Imbalanced storage, CPU and memory consumption across your networks can be a costly problem. We’ll analyze an anonymous sample organization, based on real data, to break down these costs. Then we’ll explore a range of solutions, made possible when you’re using VMware Cloud on AWS.
You’ll find a number of efficiency-enhancing design factors in VMware Cloud on AWS architecture. One of the most significant of these is the ability to balance compute and storage resources across the platform.
In an ideal world, you’ll always consume and exhaust storage, CPU, and memory resources in parallel.
Figure 1. Linear Scaling and Balance of Compute and Storage Resources
Unfortunately, the reality is that organizations often have imbalanced resource consumption. Let’s explore this problem with a sample organization based on anonymized data extracted from RVTools.

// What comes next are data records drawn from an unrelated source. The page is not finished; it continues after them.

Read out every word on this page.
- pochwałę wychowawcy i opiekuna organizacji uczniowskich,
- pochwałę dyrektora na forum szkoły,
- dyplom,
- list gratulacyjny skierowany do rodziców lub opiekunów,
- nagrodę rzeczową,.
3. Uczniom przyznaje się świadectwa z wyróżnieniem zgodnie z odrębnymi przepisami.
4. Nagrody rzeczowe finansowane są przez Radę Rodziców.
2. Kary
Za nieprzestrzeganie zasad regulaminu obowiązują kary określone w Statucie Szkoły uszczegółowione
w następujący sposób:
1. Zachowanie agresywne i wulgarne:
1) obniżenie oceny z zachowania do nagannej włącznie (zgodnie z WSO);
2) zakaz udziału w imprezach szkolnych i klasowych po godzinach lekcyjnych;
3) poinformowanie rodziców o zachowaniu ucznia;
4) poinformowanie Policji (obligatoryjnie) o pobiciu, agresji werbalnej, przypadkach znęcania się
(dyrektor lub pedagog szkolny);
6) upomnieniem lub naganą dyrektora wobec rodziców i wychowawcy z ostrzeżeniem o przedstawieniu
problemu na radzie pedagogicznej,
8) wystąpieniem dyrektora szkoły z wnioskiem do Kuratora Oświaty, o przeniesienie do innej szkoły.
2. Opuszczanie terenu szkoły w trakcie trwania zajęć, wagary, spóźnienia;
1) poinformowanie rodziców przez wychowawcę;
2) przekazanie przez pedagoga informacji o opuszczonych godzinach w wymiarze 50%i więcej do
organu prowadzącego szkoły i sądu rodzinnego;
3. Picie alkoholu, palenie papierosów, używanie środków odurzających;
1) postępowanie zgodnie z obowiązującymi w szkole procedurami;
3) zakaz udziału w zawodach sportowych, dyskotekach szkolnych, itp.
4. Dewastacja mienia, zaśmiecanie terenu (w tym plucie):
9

We’ll call this sample organization ABC Corporation. Let’s say ABC Corporation has entered the number of VMs and the average vCPU, memory, and storage into the VMware Cloud on AWS Sizer and TCO Tool. They find they’ll need 52 nodes on i3.metal hosts to run their production environment (see Figure 2, below).
In VMware Cloud on AWS i3.metal hosts, NVMe storage is local to the host. There’s no way to increase that attached storage (10.7 TB raw capacity). In order to accommodate storage requirements, ABC Corporation will have to pay for additional hosts. They won’t be able to utilize the extra compute resources of these hosts. This imbalanced resource consumption is inefficient and costly.

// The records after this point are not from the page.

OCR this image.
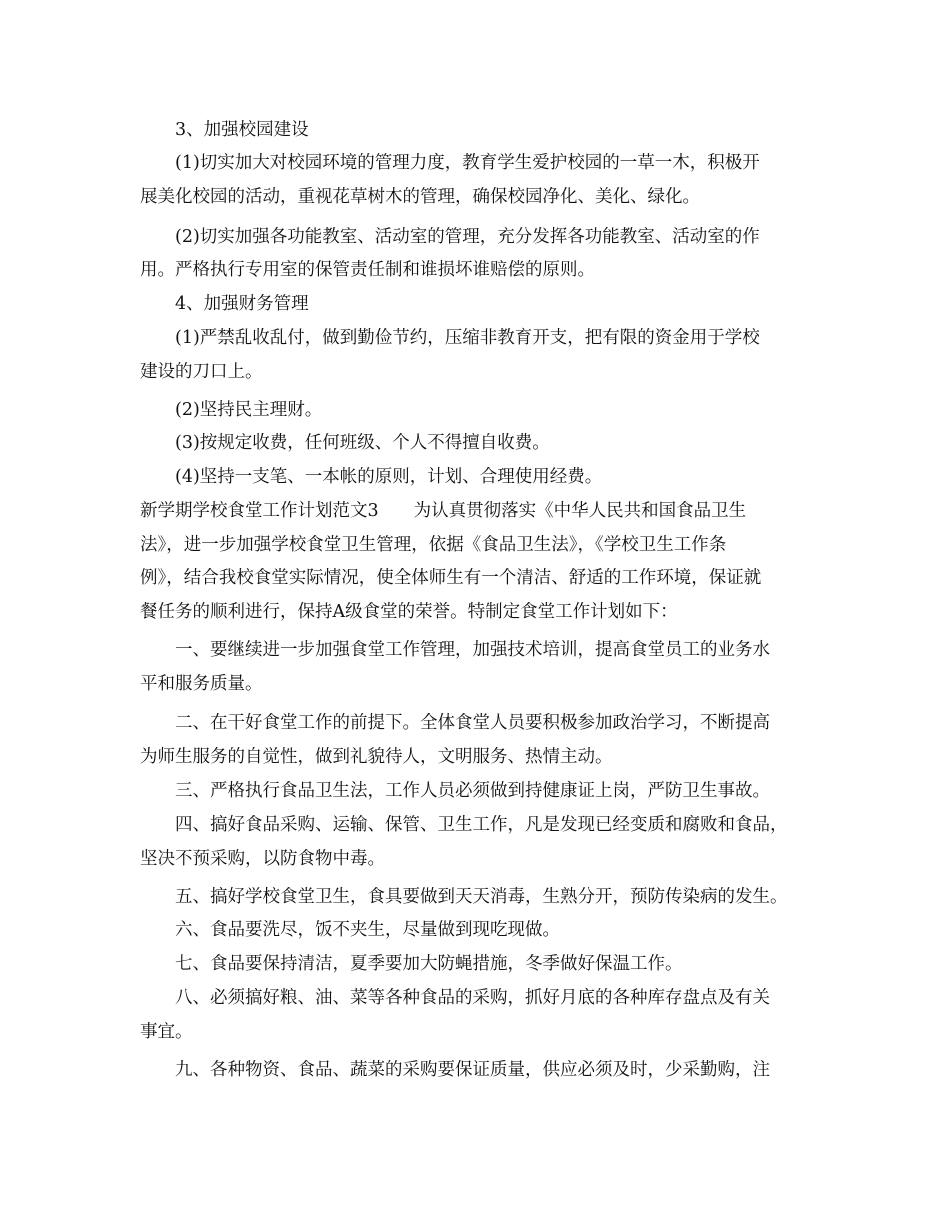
3、加强校园建设
(1)切实加大对校园环境的管理力度，教育学生爱护校园的一草一木，积极开
展美化校园的活动，重视花草树木的管理，确保校园净化、美化、绿化。
(2)切实加强各功能教室、活动室的管理，充分发挥各功能教室、活动室的作
用。严格执行专用室的保管责任制和谁损坏谁赔偿的原则。
4、加强财务管理
(1)严禁乱收乱付，做到勤俭节约，压缩非教育开支，把有限的资金用于学校
建设的刀口上。
(2)坚持民主理财。
(3)按规定收费，任何班级、个人不得擅自收费。
(4)坚持一支笔、一本帐的原则，计划、合理使用经费。
新学期学校食堂工作计划范文3　　为认真贯彻落实《中华人民共和国食品卫生
法》，进一步加强学校食堂卫生管理，依据《食品卫生法》，《学校卫生工作条
例》，结合我校食堂实际情况，使全体师生有一个清洁、舒适的工作环境，保证就
餐任务的顺利进行，保持A级食堂的荣誉。特制定食堂工作计划如下：
一、要继续进一步加强食堂工作管理，加强技术培训，提高食堂员工的业务水
平和服务质量。
二、在干好食堂工作的前提下。全体食堂人员要积极参加政治学习，不断提高
为师生服务的自觉性，做到礼貌待人，文明服务、热情主动。
三、严格执行食品卫生法，工作人员必须做到持健康证上岗，严防卫生事故。
四、搞好食品采购、运输、保管、卫生工作，凡是发现已经变质和腐败和食品，
坚决不预采购，以防食物中毒。
五、搞好学校食堂卫生，食具要做到天天消毒，生熟分开，预防传染病的发生。
六、食品要洗尽，饭不夹生，尽量做到现吃现做。
七、食品要保持清洁，夏季要加大防蝇措施，冬季做好保温工作。
八、必须搞好粮、油、菜等各种食品的采购，抓好月底的各种库存盘点及有关
事宜。
九、各种物资、食品、蔬菜的采购要保证质量，供应必须及时，少采勤购，注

Figure 2. Example of Unbalanced Resource Consumption
Let’s take a closer look at the details in Figure 2. ABC Corporation learns that only 5% of the workloads consume approximately 80% of the storage resources. If they take out that 5% of storage-intensive resources and focus on the remaining 95%, ABC Corporation will need only 12 nodes instead of the 52 nodes previously calculated. So, ABC Corporation will need 11 nodes for 90% and 10 nodes for 80% of the resources.
Fortunately for ABC Corporation, there are 3 storage offerings available in VMware Cloud on AWS(see Figure 3, below):
1/ Direct-attached NVMe storage
3/ External storage array
Figure 3. VMware Cloud on AWS Storage Offerings
Direct attached NVMe is available in i3.metal hosts (36 Cores, 512 GB RAM, 10.7 TB Storage).
Elastic vSAN is available in R5.metal hosts in VMware Cloud on AWS (48 Cores, 768 GB RAM, 15 – 35 TB EBS Storage).
The third option, external storage array is on the roadmap and currently only available as a Managed Service Provider (MSP) solution. It comes in the form of Network File System (NFS) datastore. At the time of writing, only two MSPs provide this solution: Faction and Rackspace. (Want to learn more? Watch the VMworld session by Glenn Sizemore and Martin Hosken, ‘VMware Cloud on AWS Storage Architecture and Design Options’.)
Not all workloads are created equal. Some workloads don’t require the high-performance of Non-Volatile Memory Express (NVMe) storage. ABC Corporation has a large amount of inactive (cool) data that falls into this category. For example: video libraries for training material and log data for compliance.
ABC Corporation can consider external storage options for their cool data. They could make minor changes to application design or data topology. These changes could lead to a significantly reduced node count – and noticeable cost savings.
Figure 4. Media Delivery Application
ABC Corporation can also utilize native Amazon storage services such as Amazon Simple Cloud Service (S3), Amazon Elastic File System (EFS), Amazon FSx, and other native Amazon services. Each service has a unique combination of performance, durability, cost, and interface. Figure 4 depicts an example of a hybrid storage architecture for ABC Corporation Media Delivery Application using S3 and EFS.
Note that an external storage solution like EFS and FSx is mounted to guest VMs instead of ESXi hosts. That way it can take advantage of the high bandwidth, low latency ENI connection available in VMware Cloud on AWS to access native AWS services.
Part of the larger workloads in ABC Corporation are databases. Depending on their architecture, internal compliance may require ABC Corporation to leave some of these workloads on-prem. Our sample organization also has the option to migrate data to native AWS services.Amazon Relational Database Service (RDS) for example may help reduce their latency requirements.
In summary, it’s important to examine the workloads in your environment. Seek opportunities to use hybrid storage architecture to achieve a balanced resource consumption and optimize costs.